Within the broad fields of educational theory and research, there exist numerous definitions and understandings about what games and simulations are. This often results in miscommunication regarding such fundamental concepts such as a.) what they are, b.) what they can do, and c.) how to employ them in an effective manner. While authors have begun to offer both evidence and conjecture as to the learning affordances of these constructs (Aldrich, 2007; Ang & Rao, 2008; Dickey, 2007; Gee, 2003; 1977; Squire, 2006; Walker & Shelton, 2008), several begin with different definitions for each term. For example, in our own work with the Anytown game environment which was designed as part of Quest Atlantis (Barab et al., 2009) to support elementary school student literacy, we provided different definitions for the term “game,” depending on which audience we were writing for at the time and the feedback received from reviewers (Warren, Barab, & Dondlinger, 2008; Warren, Dondlinger, Stein, & Barab, 2009).

This is not unusual as, for decades, authors have appealed to historical definitions of either game or simulation in the area of educational technology and training as did Horn (1977) and Ang and Rao (2008). Some, such as Gibson and Baek (2009) and Becker and Parker (2009) put forward the idea that games are a subset of simulations, and therefore do not discriminate the two.

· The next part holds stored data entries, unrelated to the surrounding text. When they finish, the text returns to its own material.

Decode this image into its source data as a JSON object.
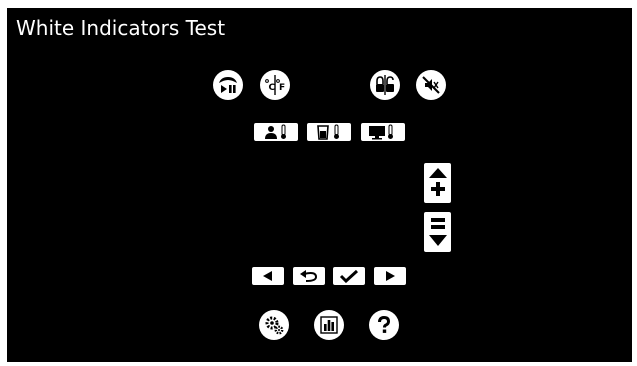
{
  "window": {
    "title": "White Indicators Test"
  },
  "colors": {
    "background": "#000000",
    "foreground": "#ffffff",
    "frame": "#ffffff"
  },
  "icons": {
    "top_row": [
      "play-pause-icon",
      "celsius-fahrenheit-icon",
      "lock-icon",
      "no-sound-icon"
    ],
    "temperature_row": [
      "person-temperature-icon",
      "cup-temperature-icon",
      "monitor-temperature-icon"
    ],
    "adjust": [
      "increase-icon",
      "decrease-icon"
    ],
    "navigation": [
      "previous-icon",
      "back-icon",
      "confirm-icon",
      "next-icon"
    ],
    "bottom_row": [
      "settings-icon",
      "statistics-icon",
      "help-icon"
    ]
  }
}
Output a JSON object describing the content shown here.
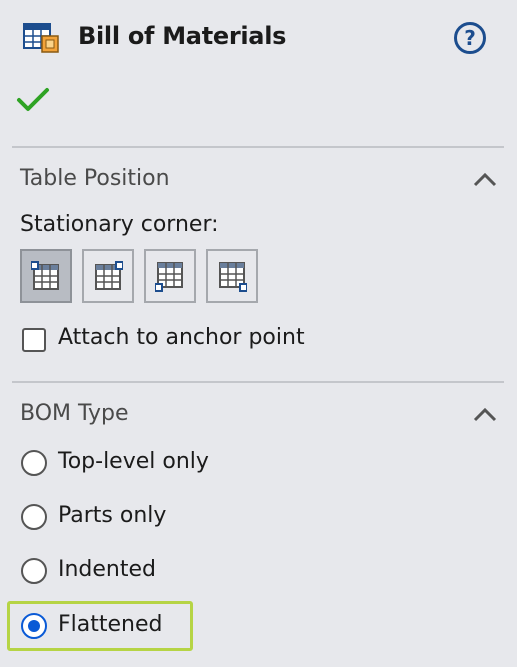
{
  "header": {
    "title": "Bill of Materials",
    "help_glyph": "?",
    "app_icon": "bom-table-icon",
    "ok_icon": "checkmark-icon"
  },
  "table_position": {
    "title": "Table Position",
    "stationary_label": "Stationary corner:",
    "corners": [
      {
        "name": "top-left",
        "selected": true
      },
      {
        "name": "top-right",
        "selected": false
      },
      {
        "name": "bottom-left",
        "selected": false
      },
      {
        "name": "bottom-right",
        "selected": false
      }
    ],
    "attach_label": "Attach to anchor point",
    "attach_checked": false
  },
  "bom_type": {
    "title": "BOM Type",
    "options": [
      {
        "label": "Top-level only",
        "checked": false
      },
      {
        "label": "Parts only",
        "checked": false
      },
      {
        "label": "Indented",
        "checked": false
      },
      {
        "label": "Flattened",
        "checked": true
      }
    ]
  },
  "colors": {
    "accent": "#0a5ad6",
    "help": "#1c4d8e",
    "check": "#2fa324",
    "highlight": "#b6d445",
    "background": "#e7e8ec"
  }
}
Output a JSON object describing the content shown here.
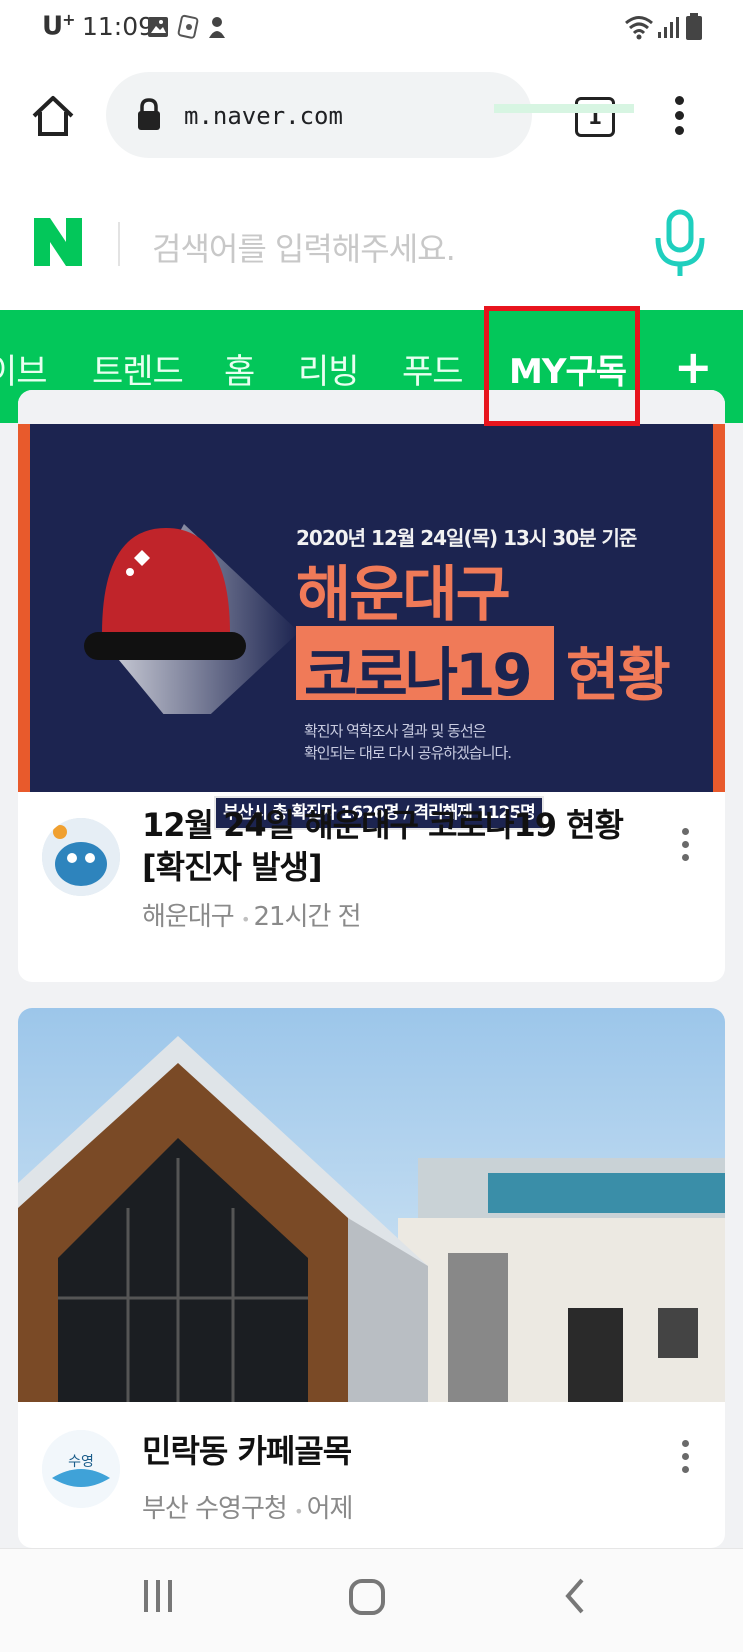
{
  "status_bar": {
    "carrier": "U",
    "carrier_sup": "+",
    "time": "11:09",
    "icons": [
      "gallery-icon",
      "notification-icon",
      "app-icon",
      "wifi-icon",
      "signal-icon",
      "battery-icon"
    ]
  },
  "browser": {
    "url": "m.naver.com",
    "tab_count": "1",
    "icons": [
      "home-icon",
      "lock-icon",
      "tabs-icon",
      "menu-icon"
    ]
  },
  "search": {
    "logo": "N",
    "placeholder": "검색어를 입력해주세요.",
    "voice_icon": "mic-icon"
  },
  "nav": {
    "items": [
      "이브",
      "트렌드",
      "홈",
      "리빙",
      "푸드",
      "MY구독"
    ],
    "active": "MY구독",
    "add_label": "+"
  },
  "feed": [
    {
      "banner": {
        "date": "2020년 12월 24일(목) 13시 30분 기준",
        "line1": "해운대구",
        "line2": "코로나19",
        "line3": "현황",
        "desc1": "확진자 역학조사 결과 및 동선은",
        "desc2": "확인되는 대로 다시 공유하겠습니다.",
        "stat": "부산시 총 확진자 1626명 / 격리해제 1125명"
      },
      "title": "12월 24일 해운대구 코로나19 현황 [확진자 발생]",
      "source": "해운대구",
      "time": "21시간 전"
    },
    {
      "title": "민락동 카페골목",
      "source": "부산 수영구청",
      "time": "어제"
    }
  ],
  "colors": {
    "naver_green": "#03c75a",
    "highlight_red": "#e8141d",
    "banner_navy": "#1c2450",
    "banner_coral": "#f07a58"
  }
}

Alternatively, Mitchell and Cavill-Smith (2004) tend to rely on non-academic definitions from theorists such as Prensky (2001). Further, as with Warren (2008), other author’s definitions spring from those of commercial game designers like Crawford (2003) and Salen and Zimmerman (2004). Some do not define their terms at all in early works in the area of games for learning (Barab, Thomas, Dodge, Carteaux, & Tuzun, 2005; Squire, 2004).

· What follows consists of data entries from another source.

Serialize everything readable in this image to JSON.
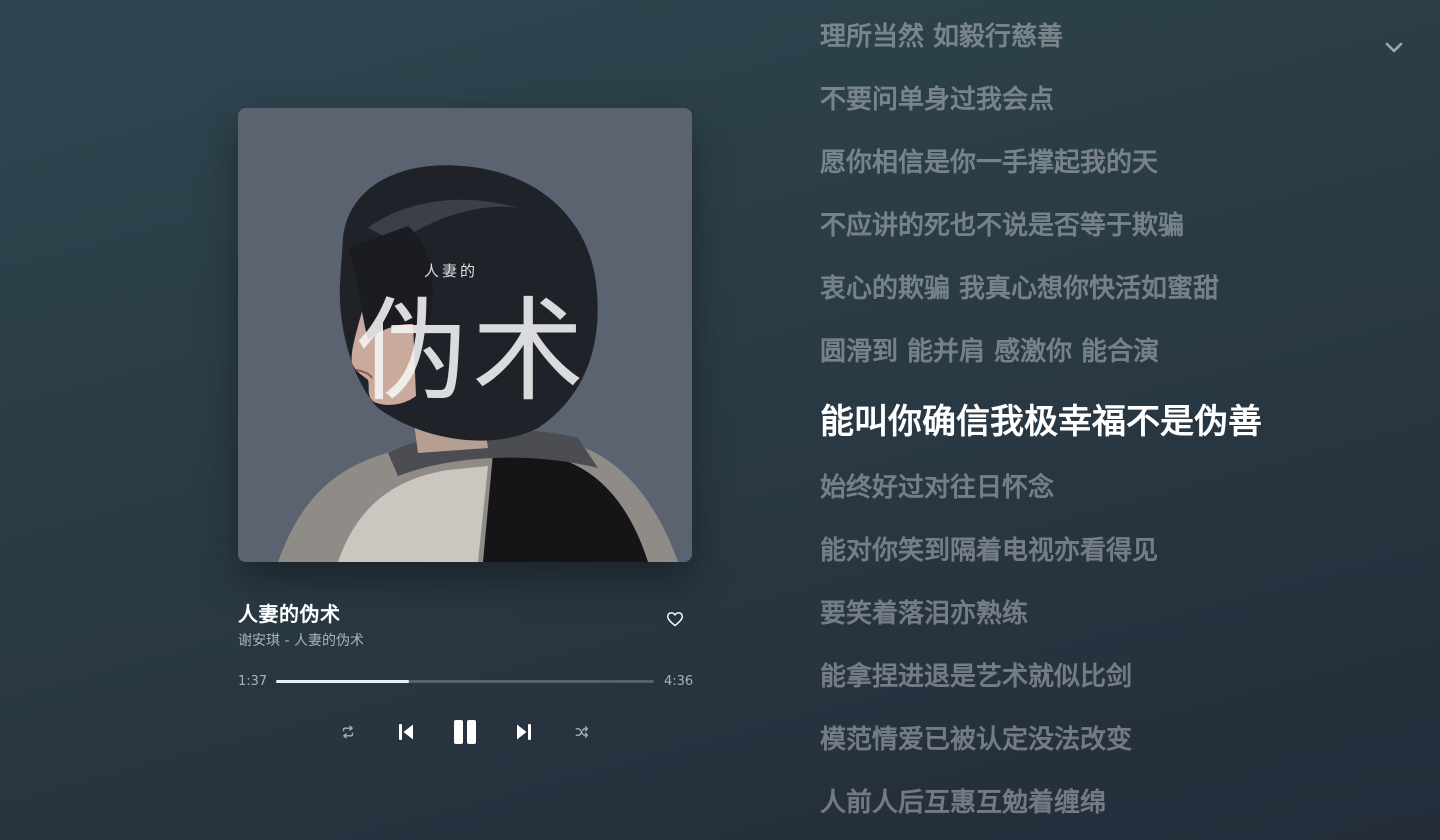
{
  "player": {
    "cover": {
      "small_text": "人妻的",
      "title_text": "伪术"
    },
    "song_title": "人妻的伪术",
    "artist_album": "谢安琪 - 人妻的伪术",
    "time_current": "1:37",
    "time_total": "4:36",
    "progress_fraction": 0.351
  },
  "lyrics": {
    "active_index": 6,
    "lines": [
      "理所当然 如毅行慈善",
      "不要问单身过我会点",
      "愿你相信是你一手撑起我的天",
      "不应讲的死也不说是否等于欺骗",
      "衷心的欺骗 我真心想你快活如蜜甜",
      "圆滑到 能并肩 感激你 能合演",
      "能叫你确信我极幸福不是伪善",
      "始终好过对往日怀念",
      "能对你笑到隔着电视亦看得见",
      "要笑着落泪亦熟练",
      "能拿捏进退是艺术就似比剑",
      "模范情爱已被认定没法改变",
      "人前人后互惠互勉着缠绵"
    ]
  },
  "icons": {
    "collapse": "chevron-down-icon",
    "like": "heart-outline-icon",
    "repeat": "repeat-icon",
    "previous": "skip-previous-icon",
    "pause": "pause-icon",
    "next": "skip-next-icon",
    "shuffle": "shuffle-icon"
  }
}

An area of contention arises when academics discuss the value of games and simulations to education, training, and instruction. For example, Becker and Parker state that:

(D)isagreements about the definitions of these terms come up regularly on online forums…and from these it is clear that there is no common understanding or agreement on how to define ‘game’ or ‘simulation,’ with differences typically being drawn along disciplinary lines. (Becker & Parker, 2009, p. 17)

This leads to confusion over what researchers and developers mean practically and philosophically when discussing the body of research and perceived values of a particular set of media. In a chapter in Digital Simulations for Improving Education,Baek (2009) provides nine different definitions of the term simulation with additional definition subsets for specific types (i.e. educational, experiential) as well as two different definitions for the term game. If one author, within a single chapter cannot provide a single, coherent definition of either term, it is bound to create a challenge for the field of education as a whole to do so. A review of the 24 chapters of Gibson and Baek’s (2009) edited book on simulations for teaching, shows 43 different suggested definitions for the term simulation, 17 different definitions for game, and 9 different definitions for virtual worlds written either by the authors of the chapters themselves, or by other cited theorists and researchers. Similar differences can be found in other books concerning educational games and simulations. Such a wide array of definitions is bound to create confusion and challenges to developing productive discourse among theorists and researchers in the field.